Sa 27. Aug 2022, 19:20

In diesem Thread können Weininfos aus dem Netz gesammelt und kommentiert werden, die so fragwürdig sind, dass ihnen wiederum Unterhaltungswert zukommt.

Von der selbsternannten "ersten Anlaufstelle für deutsche Weine" wirwinzer.de (https://wirwinzer.de/weine/jahrgaenge):

Jahrgangsweine sind in den Augen der meisten Menschen vor allem eines: fantastische Geschenke. Wählen Sie einfach das Jahr des Geburtstages, Jubiläums oder Hochzeitstages aus und verschenken Sie Ihr Präsent an einen Weinliebhaber. Doch der Jahrgangswein zeichnet sich auch durch eine besondere Qualität aus.


Achso, also nichts zum selbst trinken. Sind aber nicht so ziemlich alle seriösen Stillweine Jahrgangsweine? Und ist das allein bereits ein Garant für "besondere Qualität"?

Vorsicht beim Kauf von Jahrgangsweinen

Wer Jahrgangsweine kaufen möchte, sollte sich umfassend hinsichtlich der Weinreife und Lagerfähigkeit beraten lassen. Vor allem, wenn der Jahrgang älter als zwanzig Jahre ist: Nicht jeder Wein besitzt Alterungspotential und die passende Weinreife. Sehr gut geeignet sind Weine aus Bordeaux oder Burgund oder italienische Barbarescos und Brunellos.


Warum werden hier Barbarescos erwähnt, Barolos aber nicht?

In Deutschland eignen sich Weine aus den Anbaugebieten Rheingau und Mosel als Jahrgangsweine.


Was soll diese schon wieder willkürliche Auswahl, warum das Rheingau mehr als Rheinhessen oder die Pfalz?

Doch Vorsicht: Die wohl einzige, wirklich alterungsfähige Rebsorte in Deutschland ist Riesling aus edelsüßem Ausbau. Hier sollte bei frühen Jahrgängen auf die Qualitätskategorien Auslese, Beerenauslese und Trockenbeerenauslese zurückgegriffen werden, denn sie besitzen ein höheres Alterungspotential als Kabinett und Spätlese.


Also Weine aus dem Burgund (vermutlich Pinot Noirs gemeint) sind alterungsfähig, Pinot Noir aus Deutschland jedoch nicht? Trockene Riesling auch nicht "wirklich"? Und Spätlesen sind Kurzstreckenläufer?

Da fragt man sich, wer solchen Schmarrn schreibt. :lol:

Re: Wein-Nonsens im Netz

So 28. Aug 2022, 09:35

Weiter geht’s mit Focus online (https://amp.focus.de/gesundheit/ernaehr ... 25093.html).
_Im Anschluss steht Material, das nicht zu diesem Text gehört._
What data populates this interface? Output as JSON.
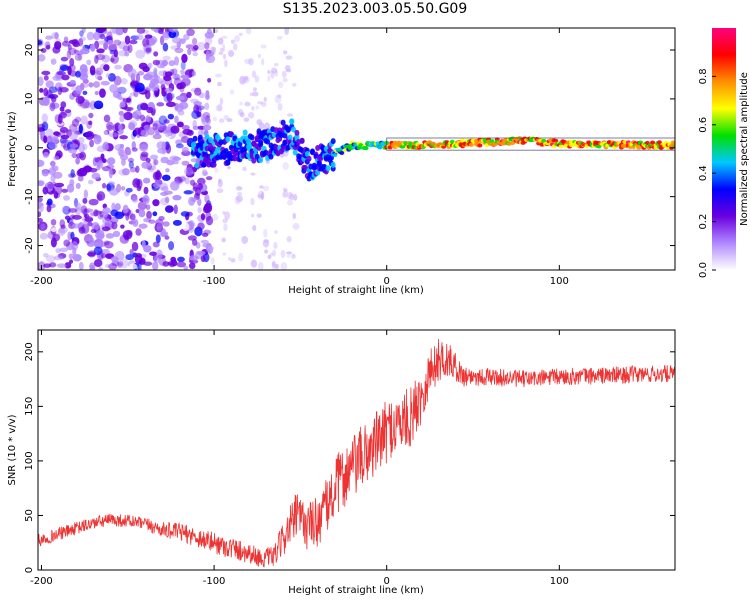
{
  "title": "S135.2023.003.05.50.G09",
  "chart_data": [
    {
      "type": "heatmap",
      "xlabel": "Height of straight line (km)",
      "ylabel": "Frequency (Hz)",
      "xlim": [
        -202,
        167
      ],
      "ylim": [
        -25,
        24.5
      ],
      "xticks": [
        -200,
        -100,
        0,
        100
      ],
      "yticks": [
        -20,
        -10,
        0,
        10,
        20
      ],
      "grid": false,
      "colorbar": {
        "label": "Normalized spectral amplitude",
        "ticks": [
          0.0,
          0.2,
          0.4,
          0.6,
          0.8
        ],
        "range": [
          0,
          1
        ],
        "colors": [
          "#ffffff",
          "#b088ff",
          "#6a00e0",
          "#0000ff",
          "#00c8ff",
          "#00e000",
          "#ffff00",
          "#ff9000",
          "#ff0000",
          "#ff0080"
        ]
      },
      "ridge": {
        "description_points": [
          {
            "x": -110,
            "y": -1.0
          },
          {
            "x": -90,
            "y": 0.0
          },
          {
            "x": -70,
            "y": 0.5
          },
          {
            "x": -55,
            "y": 3.0
          },
          {
            "x": -45,
            "y": -4.0
          },
          {
            "x": -35,
            "y": -2.0
          },
          {
            "x": -20,
            "y": 0.5
          },
          {
            "x": 0,
            "y": 0.5
          },
          {
            "x": 20,
            "y": 0.5
          },
          {
            "x": 80,
            "y": 1.5
          },
          {
            "x": 100,
            "y": 0.8
          },
          {
            "x": 167,
            "y": 0.5
          }
        ]
      }
    },
    {
      "type": "line",
      "xlabel": "Height of straight line (km)",
      "ylabel": "SNR (10 * v/v)",
      "xlim": [
        -202,
        167
      ],
      "ylim": [
        0,
        220
      ],
      "xticks": [
        -200,
        -100,
        0,
        100
      ],
      "yticks": [
        0,
        50,
        100,
        150,
        200
      ],
      "grid": false,
      "series": [
        {
          "color": "#ee3333",
          "x": [
            -202,
            -190,
            -180,
            -170,
            -160,
            -150,
            -140,
            -130,
            -120,
            -110,
            -100,
            -90,
            -80,
            -72,
            -65,
            -58,
            -52,
            -46,
            -40,
            -34,
            -28,
            -22,
            -16,
            -10,
            -4,
            2,
            8,
            14,
            20,
            26,
            32,
            38,
            44,
            60,
            80,
            100,
            120,
            140,
            167
          ],
          "y": [
            27,
            33,
            38,
            43,
            46,
            45,
            42,
            37,
            35,
            30,
            25,
            20,
            16,
            10,
            13,
            35,
            50,
            40,
            45,
            60,
            80,
            90,
            100,
            110,
            120,
            130,
            135,
            140,
            160,
            185,
            195,
            190,
            178,
            177,
            175,
            177,
            178,
            179,
            180
          ],
          "noise": [
            6,
            6,
            6,
            6,
            6,
            6,
            6,
            7,
            8,
            9,
            10,
            10,
            10,
            8,
            10,
            18,
            22,
            22,
            24,
            26,
            28,
            30,
            30,
            30,
            30,
            28,
            28,
            28,
            26,
            22,
            20,
            14,
            10,
            8,
            8,
            8,
            8,
            8,
            8
          ]
        }
      ]
    }
  ]
}
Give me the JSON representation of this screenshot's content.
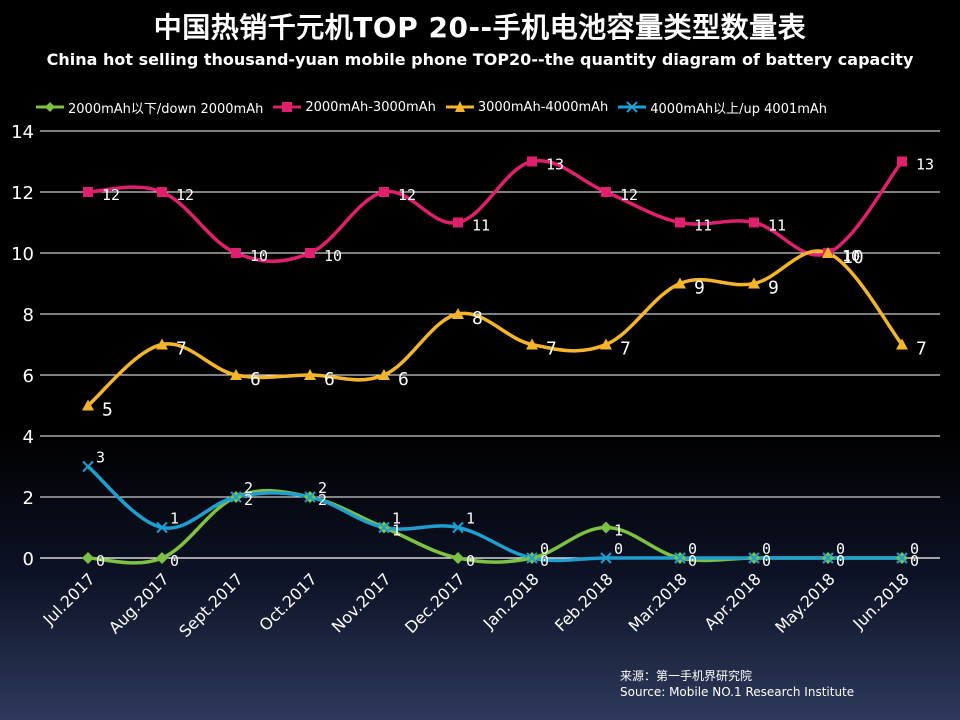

Nach diesen Angaben sind wohl viele euer Weine längst hinüber:

Wie lange ist Wein lagerfähig?

Leider wird auf Weinflaschen kein Mindesthaltbarkeitsdatum aufgedruckt, das dem Verbraucher einen Anhaltspunkt liefern würde, wie lange er mit dem Öffnen der Flasche warten kann. Im Folgenden sind einige Richtwerte aufgeführt:
Qualitätswein sollten Sie möglichst nicht lange lagern, sondern spätestens nach ein bis drei Jahren konsumieren. Ist der Wein sehr säurebetont, kann sich seine Lagerfähigkeit auf sechs Jahre erhöhen.
Kabinettwein hält sich nur ein bis zwei Jahre und als sortenreiner Riesling bis zu vier Jahre.
Spätlesen sind drei bis fünf Jahre lagerfähig und Auslesen vier bis sechs Jahre. Beerenauslesen können sogar bis zu zehn Jahre aufbewahrt werden.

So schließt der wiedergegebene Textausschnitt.